Passei vários dias falando sobre racismo, racismo estrutural e no quanto o brasileiro médio não avalia o que fala, escreve e o que (ou quem) defende. Queria escrever, não estava inspirada o suficiente porque a decepção era grande demais pelas pessoas que vivem com um discurso muito bonito de inclusão (e empatia), mas as (suas) ações entregam e denunciam todo (o racismo e) preconceito. E para mim, as ações valem bem mais!
A exemplo de Ivete Sangalo, renomada cantora branca que se alimenta da cultura negra há anos, apesar de ter um grande público composto por brasileiros negros e dela própria ser da Bahia, é filmada na festa da agora ex-diretora de estilo da Vogue Brasil falando sobre empatia e verdade. Todavia, empatia e verdade para quem? Todos os negros do Brasil foram ridicularizados e humilhados ao serem expostos, em pleno 2019 do século 21, a uma festa em que a aniversariante ostenta mulheres negras vestidas de mucama enquanto ela senta em uma confortável poltrona “de sinhá”.
Gente racista e preconceituosa sempre sai em defesa do abusador e dessa vez não poderia ser diferente, afinal, um enxerga no outro o próprio comportamento tóxico que às vezes por falta de oportunidade não pode ser externado. Há ainda os casos nos quais a subjugação já está tão profundamente arraigada no inconsciente que mesmo aqueles pertencentes ao grupo oprimido não conseguem enxergar as ações violentas do opressor, a exemplo da cantora Preta Gil, pois acima de tudo, inclusive do amor próprio e da própria segurança, há o desejo de pertencer ao outro grupo. Ele quer tanto fazer parte do grupo diferente do seu que oprime os seus iguais em busca de aceitação.

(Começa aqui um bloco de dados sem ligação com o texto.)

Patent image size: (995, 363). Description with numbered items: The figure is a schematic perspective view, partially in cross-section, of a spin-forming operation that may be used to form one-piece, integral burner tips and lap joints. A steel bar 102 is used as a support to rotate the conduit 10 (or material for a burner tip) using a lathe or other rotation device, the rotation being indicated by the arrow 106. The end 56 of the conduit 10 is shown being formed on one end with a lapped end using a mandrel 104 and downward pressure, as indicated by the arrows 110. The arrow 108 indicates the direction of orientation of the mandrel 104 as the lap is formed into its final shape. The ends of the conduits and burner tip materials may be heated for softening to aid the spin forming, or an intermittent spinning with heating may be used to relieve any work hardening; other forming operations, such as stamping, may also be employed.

Ser negro ou branco no Brasil é uma questão de autodeclaração por questões sócio-históricas, então algumas pessoas acabam exercendo comportamentos racistas contra quem tem lábio mais carnudo ou não tenha o nariz fininho, mesmo que tenha pele clara; e àqueles que têm pele escura, mesmo que tenha traços mais finos, sempre escuta que “nem parece negro” ou tem que responder se já fez cirurgia plástica no rosto. O racismo, por ser estrutural, consegue se esconder e se adaptar aos mais variados cenários, até em perguntas e ações que parecem inocentes.

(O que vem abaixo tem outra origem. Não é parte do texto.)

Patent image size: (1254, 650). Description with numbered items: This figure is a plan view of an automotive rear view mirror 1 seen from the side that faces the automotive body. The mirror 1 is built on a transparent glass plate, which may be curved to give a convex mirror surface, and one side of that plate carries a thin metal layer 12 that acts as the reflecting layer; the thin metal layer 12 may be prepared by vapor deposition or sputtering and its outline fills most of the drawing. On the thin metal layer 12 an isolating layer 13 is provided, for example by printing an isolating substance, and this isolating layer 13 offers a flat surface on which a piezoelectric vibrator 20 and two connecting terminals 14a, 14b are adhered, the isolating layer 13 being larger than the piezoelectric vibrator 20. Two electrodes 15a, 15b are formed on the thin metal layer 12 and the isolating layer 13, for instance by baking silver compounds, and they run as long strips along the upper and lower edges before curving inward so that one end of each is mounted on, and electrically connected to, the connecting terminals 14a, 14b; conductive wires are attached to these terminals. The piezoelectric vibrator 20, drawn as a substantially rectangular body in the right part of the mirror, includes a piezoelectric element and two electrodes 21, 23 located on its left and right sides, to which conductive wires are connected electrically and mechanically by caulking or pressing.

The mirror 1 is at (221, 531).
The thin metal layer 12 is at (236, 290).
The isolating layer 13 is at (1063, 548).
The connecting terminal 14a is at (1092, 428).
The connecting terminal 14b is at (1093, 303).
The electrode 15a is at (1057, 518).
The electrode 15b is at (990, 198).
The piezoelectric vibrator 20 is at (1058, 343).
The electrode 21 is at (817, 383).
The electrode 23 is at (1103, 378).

O racismo e o colorismo no Brasil é isso: é a reação das pessoas na rua, no transporte coletivo e nos lugares públicos que é sempre diferente quando um negro de pele mais escura se aproxima, no qual alguém vai segurar a bolsa mais firme perto do corpo, olhar da cabeça aos pés, cochichar com a pessoa do lado ou fingir que ele simplesmente não está ali. Tem também quem diga que as mulheres negras de pele mais clara são “mulatas tipo exportação” ou que a situação está tão confusa que “virou o samba do crioulo doido”. Os racistas são pessoas comuns, têm amigos, parentes, filhos, pais, namorados, namoradas, esposas e maridos negros e, ainda assim, se comportam desta forma porque não percebem e, muitas vezes, nem se importam se estão ofendendo alguém.
O exercício cotidiano da empatia é excelente e urgente, mas algumas pessoas preferem fingir que tudo está ótimo, enquanto outras milhares são agredidas ou mortas diariamente. O caso mais recente foi do segurança de um supermercado que matou um jovem em um golpe chamado de “mata leão” e nenhuma pessoa o impediu, apenas retiraram seus celulares para filmar o acontecimento, como se aquele sujeito, aquele corpo, sequer fosse humano – e mais, merecedor de um assassinato.

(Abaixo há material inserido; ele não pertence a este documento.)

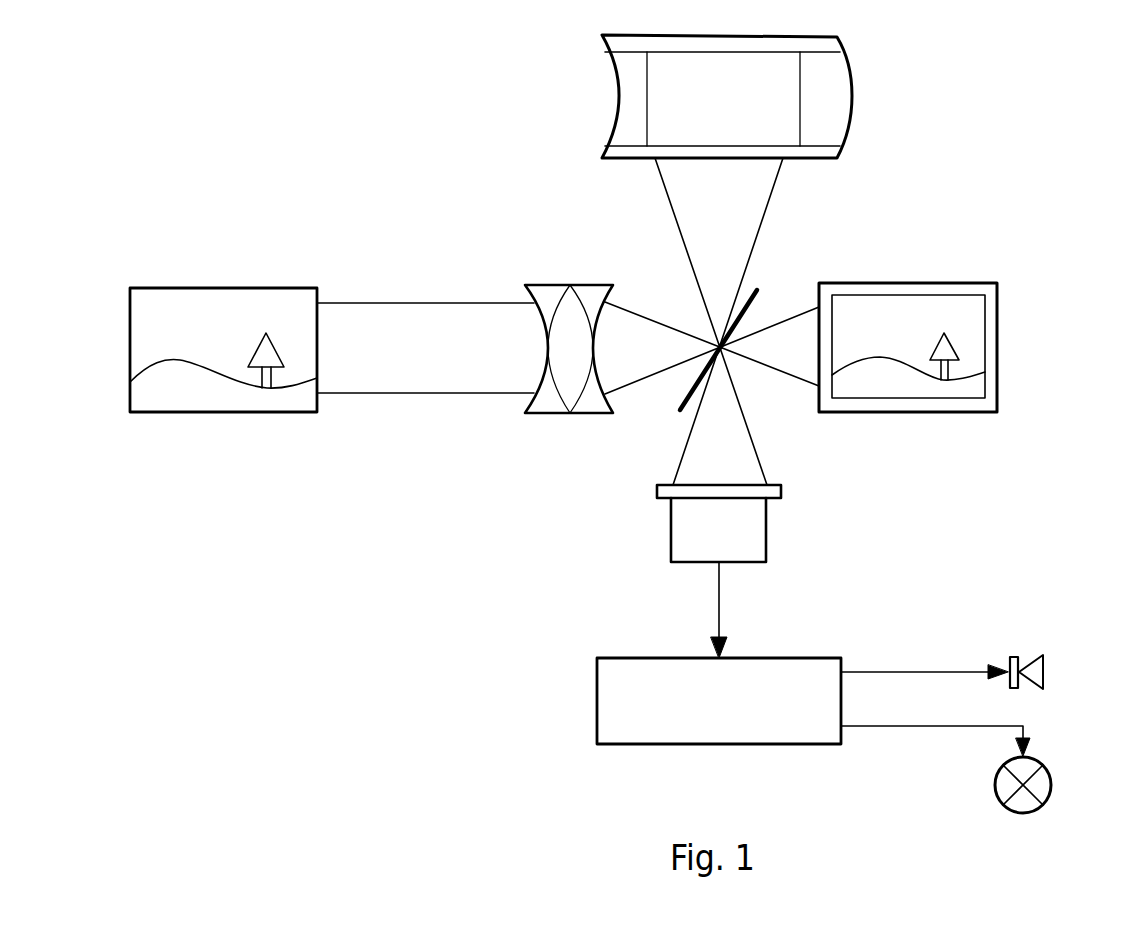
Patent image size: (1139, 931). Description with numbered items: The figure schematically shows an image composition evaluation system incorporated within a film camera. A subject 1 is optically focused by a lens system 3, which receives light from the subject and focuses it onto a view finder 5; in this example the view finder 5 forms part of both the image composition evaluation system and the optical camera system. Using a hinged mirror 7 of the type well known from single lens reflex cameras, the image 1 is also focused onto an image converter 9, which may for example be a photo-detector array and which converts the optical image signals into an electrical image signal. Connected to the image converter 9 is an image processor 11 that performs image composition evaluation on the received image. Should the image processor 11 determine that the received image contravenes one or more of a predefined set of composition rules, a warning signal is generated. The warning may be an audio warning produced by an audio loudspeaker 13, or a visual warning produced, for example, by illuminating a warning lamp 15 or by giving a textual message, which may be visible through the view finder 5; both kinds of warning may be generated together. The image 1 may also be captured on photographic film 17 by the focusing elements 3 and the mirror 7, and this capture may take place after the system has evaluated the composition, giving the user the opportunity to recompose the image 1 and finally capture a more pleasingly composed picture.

The subject 1 is at (182, 288).
The lens system 3 is at (548, 284).
The view finder 5 is at (903, 283).
The hinged mirror 7 is at (756, 302).
The image converter 9 is at (767, 525).
The image processor 11 is at (597, 708).
The audio loudspeaker 13 is at (1020, 658).
The warning lamp 15 is at (1050, 775).
The photographic film 17 is at (853, 87).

As pessoas viram que o segurança Davi Moreira (que inclusive é admirador do presidente Jair Bolsonaro, que incentiva ações violentas) estava sufocando Pedro Henrique sem ao menos verificar se havia cometido um delito. Pedro estava ficando roxo, estava desacordado, mas ninguém tirou o jovem negro daquela situação. Esse é o país que mata pessoas negras compulsoriamente, que os expulsa, que os desestimula, que diz que os negros e negras têm a mesma capacidade intelectual que os brancos, mas que não oferece as mesmas oportunidades. A justificativa da inteligência só serve para negar a dívida histórica, presente a cada dia, e criticar as cotas raciais, que tentam equalizar a lacuna de oportunidade de mais de 500 anos.
Já que são as perguntas que movem o mundo, é importante que as pessoas brancas realmente comprometidas com um mundo de paz se perguntem o que podem fazer para mudar, ajudar e combater o racismo. Assim, dessa maneira, eu respondo: escute suas próprias palavras e tente se colocar no lugar de quem foi escravizado, humilhado, marginalizado, recusado, escanteado e hoje tenta conquistar espaço, mesmo sofrendo diariamente as consequências físicas e psicológicas do terror do período da escravidão.